One song that I've been listening to in particular is called 'Dancing Nancies'.
"I am who I am who I am who am I
Requesting some enlightenment
Could I have been anyone other than me?"
I think Dave was asking a really critical question and one I've subconsciously been wrestling with for a long time. Who am I, really? Am I moving along a path that will let God make me into who I was made to be? Do I believe I really could be anyone other than who that is? Would I want to be?
Starting in a new place presents a lot of opportunities. I didn't really want to move, to change jobs, to stay home with my son, but I'm seeing the timeliness and the necessity of this fresh start. There are ways in which for the past few years I have not been brave enough to be who I am. I have let myself feel bound by who and what is around me, by cultural norms that aren't mine. Worse, I've listened to the voice of man far more often than the voice of God and that voice has pulled me away from that path of being beautifully and uniquely me.
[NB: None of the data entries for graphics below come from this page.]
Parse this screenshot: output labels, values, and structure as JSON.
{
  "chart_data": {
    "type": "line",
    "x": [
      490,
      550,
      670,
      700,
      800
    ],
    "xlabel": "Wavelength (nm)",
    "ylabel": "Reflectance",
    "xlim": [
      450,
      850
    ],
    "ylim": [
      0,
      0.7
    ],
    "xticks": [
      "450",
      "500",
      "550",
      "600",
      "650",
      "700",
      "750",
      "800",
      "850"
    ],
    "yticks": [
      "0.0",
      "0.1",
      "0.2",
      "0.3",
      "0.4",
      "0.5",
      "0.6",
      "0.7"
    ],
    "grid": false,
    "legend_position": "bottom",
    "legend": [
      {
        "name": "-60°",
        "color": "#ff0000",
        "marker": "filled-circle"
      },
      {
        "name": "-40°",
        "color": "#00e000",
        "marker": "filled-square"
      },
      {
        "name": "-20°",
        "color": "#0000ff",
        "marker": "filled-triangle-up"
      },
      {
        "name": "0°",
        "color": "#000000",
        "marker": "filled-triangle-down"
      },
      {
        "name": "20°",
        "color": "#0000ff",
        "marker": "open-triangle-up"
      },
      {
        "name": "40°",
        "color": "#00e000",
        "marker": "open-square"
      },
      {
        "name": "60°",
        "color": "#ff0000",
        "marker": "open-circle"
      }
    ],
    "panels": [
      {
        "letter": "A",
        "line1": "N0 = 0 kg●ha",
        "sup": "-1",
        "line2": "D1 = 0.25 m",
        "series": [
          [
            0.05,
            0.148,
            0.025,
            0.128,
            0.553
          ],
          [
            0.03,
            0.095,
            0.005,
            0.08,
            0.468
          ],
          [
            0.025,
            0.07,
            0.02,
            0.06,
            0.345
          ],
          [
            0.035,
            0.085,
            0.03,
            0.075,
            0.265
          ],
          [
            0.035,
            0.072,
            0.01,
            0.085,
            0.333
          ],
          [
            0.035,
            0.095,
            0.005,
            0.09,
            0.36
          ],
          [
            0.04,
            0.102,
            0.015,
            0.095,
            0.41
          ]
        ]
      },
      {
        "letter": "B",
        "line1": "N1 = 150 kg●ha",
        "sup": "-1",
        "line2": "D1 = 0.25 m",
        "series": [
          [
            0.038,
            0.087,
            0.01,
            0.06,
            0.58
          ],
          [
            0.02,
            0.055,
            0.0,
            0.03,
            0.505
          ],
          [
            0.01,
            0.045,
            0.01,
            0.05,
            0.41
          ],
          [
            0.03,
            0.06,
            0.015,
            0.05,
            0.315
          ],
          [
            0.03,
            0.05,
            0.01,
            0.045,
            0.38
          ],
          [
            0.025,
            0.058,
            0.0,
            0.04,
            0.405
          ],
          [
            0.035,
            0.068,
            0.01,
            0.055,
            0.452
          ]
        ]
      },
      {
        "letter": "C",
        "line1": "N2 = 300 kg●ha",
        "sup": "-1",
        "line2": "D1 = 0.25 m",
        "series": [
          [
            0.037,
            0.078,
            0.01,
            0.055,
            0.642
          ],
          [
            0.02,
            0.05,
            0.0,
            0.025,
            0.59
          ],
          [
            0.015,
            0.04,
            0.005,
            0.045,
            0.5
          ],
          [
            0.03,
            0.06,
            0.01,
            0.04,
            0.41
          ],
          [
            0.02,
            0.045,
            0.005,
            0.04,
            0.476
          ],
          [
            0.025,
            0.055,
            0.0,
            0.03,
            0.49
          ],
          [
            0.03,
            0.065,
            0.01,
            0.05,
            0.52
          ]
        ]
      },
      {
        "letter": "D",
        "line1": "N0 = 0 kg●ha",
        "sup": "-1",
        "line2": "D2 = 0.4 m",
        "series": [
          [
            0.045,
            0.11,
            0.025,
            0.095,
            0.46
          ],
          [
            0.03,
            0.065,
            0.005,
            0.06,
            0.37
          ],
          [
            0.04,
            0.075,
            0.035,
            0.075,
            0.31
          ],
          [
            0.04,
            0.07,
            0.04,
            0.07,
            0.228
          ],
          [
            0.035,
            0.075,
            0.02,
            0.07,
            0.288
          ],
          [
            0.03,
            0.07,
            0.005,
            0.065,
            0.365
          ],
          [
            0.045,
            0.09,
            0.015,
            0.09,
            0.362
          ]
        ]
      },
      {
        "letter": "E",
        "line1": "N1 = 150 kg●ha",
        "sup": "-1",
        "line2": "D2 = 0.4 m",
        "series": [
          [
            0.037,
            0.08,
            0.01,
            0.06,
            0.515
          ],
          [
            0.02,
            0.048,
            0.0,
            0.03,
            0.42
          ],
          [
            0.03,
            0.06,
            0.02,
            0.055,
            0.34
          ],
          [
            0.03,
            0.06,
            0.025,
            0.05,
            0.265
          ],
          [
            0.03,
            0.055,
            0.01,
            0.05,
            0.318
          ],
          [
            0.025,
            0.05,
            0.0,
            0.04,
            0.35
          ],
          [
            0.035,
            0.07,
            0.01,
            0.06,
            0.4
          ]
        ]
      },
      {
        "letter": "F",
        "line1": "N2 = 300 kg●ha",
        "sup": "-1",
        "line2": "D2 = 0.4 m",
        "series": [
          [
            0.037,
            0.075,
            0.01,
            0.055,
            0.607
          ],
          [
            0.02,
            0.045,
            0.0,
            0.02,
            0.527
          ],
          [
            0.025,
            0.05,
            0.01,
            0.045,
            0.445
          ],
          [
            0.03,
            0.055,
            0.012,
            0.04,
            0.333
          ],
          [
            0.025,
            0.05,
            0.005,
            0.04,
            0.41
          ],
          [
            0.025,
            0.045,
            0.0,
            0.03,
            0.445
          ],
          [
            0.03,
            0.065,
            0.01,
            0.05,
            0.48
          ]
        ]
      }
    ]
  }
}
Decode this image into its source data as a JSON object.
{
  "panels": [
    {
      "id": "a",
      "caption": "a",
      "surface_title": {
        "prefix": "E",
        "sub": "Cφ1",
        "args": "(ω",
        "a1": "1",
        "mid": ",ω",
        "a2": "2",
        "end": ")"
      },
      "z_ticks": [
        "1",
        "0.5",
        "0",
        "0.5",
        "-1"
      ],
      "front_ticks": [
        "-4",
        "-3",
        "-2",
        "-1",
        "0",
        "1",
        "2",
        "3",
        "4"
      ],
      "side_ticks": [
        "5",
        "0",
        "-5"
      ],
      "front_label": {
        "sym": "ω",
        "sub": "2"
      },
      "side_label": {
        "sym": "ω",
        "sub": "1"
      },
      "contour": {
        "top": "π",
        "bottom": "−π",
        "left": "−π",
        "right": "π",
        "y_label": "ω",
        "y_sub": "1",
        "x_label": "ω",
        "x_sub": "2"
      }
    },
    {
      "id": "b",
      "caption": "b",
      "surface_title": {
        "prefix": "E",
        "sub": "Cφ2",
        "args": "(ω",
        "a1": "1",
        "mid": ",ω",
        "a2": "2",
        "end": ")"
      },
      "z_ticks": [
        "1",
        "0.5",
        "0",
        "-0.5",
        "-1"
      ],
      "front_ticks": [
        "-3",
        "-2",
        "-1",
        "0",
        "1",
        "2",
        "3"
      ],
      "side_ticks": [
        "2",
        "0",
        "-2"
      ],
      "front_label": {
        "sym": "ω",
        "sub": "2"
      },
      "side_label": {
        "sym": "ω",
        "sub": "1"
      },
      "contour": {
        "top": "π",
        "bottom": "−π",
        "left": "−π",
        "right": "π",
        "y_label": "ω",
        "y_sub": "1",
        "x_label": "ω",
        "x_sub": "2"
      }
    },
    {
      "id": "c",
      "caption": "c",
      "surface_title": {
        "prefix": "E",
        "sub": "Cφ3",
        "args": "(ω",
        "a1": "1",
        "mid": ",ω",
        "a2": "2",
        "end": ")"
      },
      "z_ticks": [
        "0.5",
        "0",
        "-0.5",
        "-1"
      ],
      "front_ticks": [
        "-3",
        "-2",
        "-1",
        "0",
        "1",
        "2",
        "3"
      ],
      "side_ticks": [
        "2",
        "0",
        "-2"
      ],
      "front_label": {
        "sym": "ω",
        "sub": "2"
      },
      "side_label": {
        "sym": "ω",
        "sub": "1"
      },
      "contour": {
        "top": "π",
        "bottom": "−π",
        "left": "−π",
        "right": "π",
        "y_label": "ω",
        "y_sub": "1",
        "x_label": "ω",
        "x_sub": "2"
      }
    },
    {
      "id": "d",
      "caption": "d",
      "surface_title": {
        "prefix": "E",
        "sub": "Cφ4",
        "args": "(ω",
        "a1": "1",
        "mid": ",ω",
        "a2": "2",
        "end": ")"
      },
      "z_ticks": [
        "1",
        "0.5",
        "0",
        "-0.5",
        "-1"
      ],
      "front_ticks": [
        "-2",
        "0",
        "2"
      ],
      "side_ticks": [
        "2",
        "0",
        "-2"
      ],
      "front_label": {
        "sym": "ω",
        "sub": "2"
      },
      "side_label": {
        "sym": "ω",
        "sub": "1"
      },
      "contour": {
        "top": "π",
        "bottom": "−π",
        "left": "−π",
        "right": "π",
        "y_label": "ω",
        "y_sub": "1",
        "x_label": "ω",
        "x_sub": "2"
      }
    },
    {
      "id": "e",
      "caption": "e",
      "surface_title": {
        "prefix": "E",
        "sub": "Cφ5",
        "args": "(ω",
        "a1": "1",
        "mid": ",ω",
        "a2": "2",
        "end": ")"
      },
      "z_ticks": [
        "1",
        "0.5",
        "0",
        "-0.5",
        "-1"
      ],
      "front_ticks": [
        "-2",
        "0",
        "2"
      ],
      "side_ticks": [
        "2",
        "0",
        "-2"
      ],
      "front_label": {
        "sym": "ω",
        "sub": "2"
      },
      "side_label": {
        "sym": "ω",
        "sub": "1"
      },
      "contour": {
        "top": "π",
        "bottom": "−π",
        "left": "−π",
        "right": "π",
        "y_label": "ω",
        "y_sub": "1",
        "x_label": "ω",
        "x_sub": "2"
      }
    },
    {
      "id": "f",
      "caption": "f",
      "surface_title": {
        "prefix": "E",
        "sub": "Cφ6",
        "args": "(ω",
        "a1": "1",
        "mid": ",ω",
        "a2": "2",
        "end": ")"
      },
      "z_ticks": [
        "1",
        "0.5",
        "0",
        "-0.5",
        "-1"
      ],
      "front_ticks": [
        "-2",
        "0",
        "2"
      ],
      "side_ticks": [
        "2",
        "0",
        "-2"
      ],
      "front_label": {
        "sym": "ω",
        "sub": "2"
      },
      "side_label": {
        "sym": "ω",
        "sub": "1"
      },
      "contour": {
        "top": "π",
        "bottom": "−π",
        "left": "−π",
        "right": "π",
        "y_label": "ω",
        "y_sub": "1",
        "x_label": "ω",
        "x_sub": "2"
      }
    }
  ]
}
This wrong posture has created pride, fear and an unhealthy desire to please others instead of God.
So, as I continue through my Ardennes I am looking to find me again. To unashamedly seek to know my God and, thereby, to know myself more fully. This is a scary endeavor because I believe it is risky to seek God. Not risky because I cannot trust Him, but because I know that He will change me and I have to be willing to see that change is, indeed, desperately needed.
Thomas Merton says that "it takes heroic humility to be yourself." He also says that "I who am without love cannot love unless Love identifies me with Himself. But if he sends His own Love, Himself, to act and love in me and in all that I do, then I shall be transformed, I shall discover who I am and shall possess my true identity by losing myself in Him." I don't know if Dave Matthews would've agreed with Merton's answer to his question but I think they could've had some great conversation.
The Ardennes: the forest surrounding Bastogne, Belgium and a critical battle location during World War II, wherein the endurance, perseverance, trust and sheer stubbornness of the Allies defeated a seemingly unbeatable enemy. For me, an allegory for the Christian life.